Por otra parte los tremendos abusos y las flagrantes injusticias que se cometieron durante años con los jubilados y pensionados, por un lado llevó a la población afectada a entablar -primero tímidamente y luego masivamente- numerosísimos juicios por re-liquidación de haberes y por otro lado condujo al sistema de seguridad social de reparto a un desprestigio prácticamente irrecuperable. El escenario histórico estaba montado para otra solución. Que provino de las ideas imperantes en la época: Privatización. Todo el andamiaje mediático y político se puso a favor del nuevo sistema privado de jubilaciones y pensiones. De apuro, haciendo uso de las mayorías automáticas que ostentaba el oficialismo en el Congreso Nacional, sin oír otros juicios de valor, nacían las AFJP. Ahora sí, las personas tendrían a salvo su futuro y el mercado de capitales se potenciaría con inversiones para la producción.
La historia reciente es más conocida. Abusos de las AFJP en las comisiones y costos. Simulado control estatal sobre la administración y el destino de los fondos. Apropiación estatal compulsiva de los recursos durante la crisis del 2001, y muy poco de aquellos supuestos beneficios para inversiones con destinos productivos.

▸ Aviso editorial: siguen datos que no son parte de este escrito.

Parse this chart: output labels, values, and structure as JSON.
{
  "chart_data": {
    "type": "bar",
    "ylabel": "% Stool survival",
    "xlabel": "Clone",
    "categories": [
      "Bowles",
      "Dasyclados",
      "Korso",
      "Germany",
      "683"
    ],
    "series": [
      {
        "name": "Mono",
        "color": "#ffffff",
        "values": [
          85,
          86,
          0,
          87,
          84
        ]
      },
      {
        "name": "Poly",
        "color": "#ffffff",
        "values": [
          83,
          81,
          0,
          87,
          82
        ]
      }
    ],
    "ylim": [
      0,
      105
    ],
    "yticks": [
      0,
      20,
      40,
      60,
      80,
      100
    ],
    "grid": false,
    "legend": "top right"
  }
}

Pero con un detalle importante: una gran cantidad de personas, ejerciendo su derecho a elegir, eligen por primera vez en la historia previsional argentina que, para mal o para bien, ellos serían los dueños de sus ahorros previsionales y nadie se los podrían quitar. Con el escenario de la crisis financiera internacional, el gobierno se apresta a revocar ese derecho, incorporándolos a las arcas del estado (más una recaudación anual que ronda los cuatro mil millones de dólares).
Ojalá que el título de la película a que hicimos referencia, no sea premonitorio. *Guillermo Locane es Contador Público. Tributarista, consultor, integra el Consejo Académico de la Especialización en Impuestos de la Escuela de Economía y Negocios Internacionales de la Universidad de Belgrano, y es asesor de la diputada Lidia "Pinky" Satragno.